Disable default rule
Taken from Flex Directives, this one is must:
Die with an error message on unmatched characters instead of echoing them. We advise you not to rely on the default rule for sake of completeness, therefore, you should always use it to find holes in your rules.
Enabling lexer's 'debug' option can be quite helpful
Taken from Flex Directives. The author recommends avoiding printf however I still use it quite often, this probably depends on grammar:
%option debug
Produce a scanner which can be traced. This introduce a variable, yy_flex_debug, which, when set to a non zero value, triggers tracing messages on the standard error output.
You are encouraged to use this option, in particular when developing your scanner, and to have some option to set yy_flex_debug.
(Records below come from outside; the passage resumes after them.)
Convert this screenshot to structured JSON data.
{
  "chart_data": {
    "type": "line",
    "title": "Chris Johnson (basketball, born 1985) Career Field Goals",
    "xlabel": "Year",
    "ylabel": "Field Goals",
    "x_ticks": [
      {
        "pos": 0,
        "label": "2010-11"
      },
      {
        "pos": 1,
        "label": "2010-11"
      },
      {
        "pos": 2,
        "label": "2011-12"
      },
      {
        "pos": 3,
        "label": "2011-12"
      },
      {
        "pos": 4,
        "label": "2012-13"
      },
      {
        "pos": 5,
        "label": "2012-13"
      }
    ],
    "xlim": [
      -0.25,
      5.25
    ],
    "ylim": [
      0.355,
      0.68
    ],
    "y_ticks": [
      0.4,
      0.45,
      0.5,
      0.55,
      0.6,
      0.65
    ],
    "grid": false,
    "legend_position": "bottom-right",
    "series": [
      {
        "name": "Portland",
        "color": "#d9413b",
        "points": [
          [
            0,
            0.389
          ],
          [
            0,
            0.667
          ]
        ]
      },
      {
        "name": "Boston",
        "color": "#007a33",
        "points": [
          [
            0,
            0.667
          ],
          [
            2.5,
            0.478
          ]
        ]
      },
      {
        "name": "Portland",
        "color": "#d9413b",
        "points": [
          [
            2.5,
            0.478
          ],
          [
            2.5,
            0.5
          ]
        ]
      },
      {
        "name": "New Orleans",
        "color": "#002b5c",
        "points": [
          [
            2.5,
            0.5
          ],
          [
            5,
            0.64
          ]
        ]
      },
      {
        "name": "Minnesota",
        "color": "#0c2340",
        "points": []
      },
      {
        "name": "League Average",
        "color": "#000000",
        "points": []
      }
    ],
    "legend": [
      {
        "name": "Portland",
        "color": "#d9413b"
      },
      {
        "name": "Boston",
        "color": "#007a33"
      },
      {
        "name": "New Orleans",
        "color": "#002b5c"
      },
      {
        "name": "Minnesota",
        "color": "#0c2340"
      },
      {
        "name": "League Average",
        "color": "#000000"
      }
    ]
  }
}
In particular, never write printf-like tracing code in your scanner: that's an absolute waste of time.
Flex can be very sensitive to syntax
There are places where Flex is very strict on syntax. I now have it as a rule of thumb: if I am getting Flex errors over and over on something that should work I always double-check syntax or experiment with it.
Comments
In Flex you cannot have comments starting from the beginning of line. This is vaguely described in 5.4 Comments in the Input, I now always use 2 spaces indentation.
Start condition scopes
This aspect of Flex's sensitivity to syntax is not documented in 10 Start Conditions: if you want to have start condition scope, you must not have space between <YOUR_CONDITION> and opening {:
%x YOUR_CONDITION
// no space!
// \/
<YOUR_CONDITION>{
"\\n" return '\n';
"\\r" return '\r';
"\\f" return '\f';
"\\0" return '\0';
}
Advanced tips
Reentrant aka thread-safe parser
I have written the whole post around this topic: Reentrant parser using Flex and Bison.
Working with continous scanning stream (like socket)
TLDR; redefine YY_INPUT macro.
For details see these two topics: How to detect partial unfinished token and join its pieces that are obtained from two consequent portions of input? and Flex, continuous scanning stream (from socket). Did I miss something using yywrap()?.
Examples
Examples that I found especially helpful can be found at the end of Reentrant parser using Flex and Bison.
There is one that I created myself.
Conclusion
I hope this knowledge will help someone who might be learning the same topics as I do.